Her mother, Melissa Keaton, days later had to tell her daughter that their beloved “Papa,” who was 61, wasn’t coming back to the Flatbush apartment he had shared with them and where he had helped care for his granddaughter.
“My father was in the hospital,” Keaton told The 74. “We never heard from him. We were never able to see him or speak to him. Once he passed, [Melanie] didn’t get to see that visual, final goodbye.”
The young Brooklynite is one of more than 167,000 children who are believed to have lost parents or caregivers to Covid during the pandemic – roughly one in every 450 young people in the US under age 18.

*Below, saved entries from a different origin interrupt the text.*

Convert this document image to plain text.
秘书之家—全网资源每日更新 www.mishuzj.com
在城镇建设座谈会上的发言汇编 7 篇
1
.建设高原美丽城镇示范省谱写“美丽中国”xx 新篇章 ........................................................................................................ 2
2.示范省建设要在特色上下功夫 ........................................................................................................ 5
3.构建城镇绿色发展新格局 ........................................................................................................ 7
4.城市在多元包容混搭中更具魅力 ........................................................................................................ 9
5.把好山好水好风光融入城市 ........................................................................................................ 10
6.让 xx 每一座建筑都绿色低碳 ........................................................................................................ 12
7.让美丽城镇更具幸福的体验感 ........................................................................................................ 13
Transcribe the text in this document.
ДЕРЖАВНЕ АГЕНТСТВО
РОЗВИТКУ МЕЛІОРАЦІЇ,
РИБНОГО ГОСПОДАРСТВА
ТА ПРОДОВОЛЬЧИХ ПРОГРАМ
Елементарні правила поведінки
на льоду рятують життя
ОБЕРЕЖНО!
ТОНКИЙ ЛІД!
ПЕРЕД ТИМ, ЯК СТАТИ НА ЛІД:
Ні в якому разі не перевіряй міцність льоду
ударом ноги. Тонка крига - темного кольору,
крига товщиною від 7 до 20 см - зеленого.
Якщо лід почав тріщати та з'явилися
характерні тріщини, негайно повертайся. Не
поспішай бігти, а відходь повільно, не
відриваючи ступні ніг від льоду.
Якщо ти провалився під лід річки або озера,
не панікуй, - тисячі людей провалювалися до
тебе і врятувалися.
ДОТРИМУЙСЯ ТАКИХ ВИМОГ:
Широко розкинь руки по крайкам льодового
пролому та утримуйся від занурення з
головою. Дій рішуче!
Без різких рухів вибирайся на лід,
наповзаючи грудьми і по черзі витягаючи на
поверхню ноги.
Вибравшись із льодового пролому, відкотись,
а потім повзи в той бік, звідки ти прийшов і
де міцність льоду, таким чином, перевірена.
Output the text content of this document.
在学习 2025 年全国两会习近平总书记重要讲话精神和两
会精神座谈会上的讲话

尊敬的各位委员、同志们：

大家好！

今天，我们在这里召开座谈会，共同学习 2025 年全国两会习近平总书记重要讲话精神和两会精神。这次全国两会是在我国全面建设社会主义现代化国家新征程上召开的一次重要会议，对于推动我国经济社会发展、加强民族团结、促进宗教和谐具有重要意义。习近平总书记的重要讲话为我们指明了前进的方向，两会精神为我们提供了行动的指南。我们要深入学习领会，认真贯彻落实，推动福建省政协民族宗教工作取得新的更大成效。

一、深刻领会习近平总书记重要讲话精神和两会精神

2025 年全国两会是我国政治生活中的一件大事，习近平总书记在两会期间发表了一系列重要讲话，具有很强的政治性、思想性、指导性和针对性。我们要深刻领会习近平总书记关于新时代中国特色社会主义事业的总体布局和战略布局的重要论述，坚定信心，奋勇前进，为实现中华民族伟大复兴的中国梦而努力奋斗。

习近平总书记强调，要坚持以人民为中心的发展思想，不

The count updates the October estimate that 140,000 minors had lost caregiving adults to the virus, and is four times more than a springtime tally that found nearly 40,000 children had experienced such loss. In a 9 December report titled Hidden Pain, researchers from the COVID Collaborative and Social Policy Analytics published the new total, which they derived by combining coronavirus death numbers with household-level data from the 2019 American Community Survey. Read more…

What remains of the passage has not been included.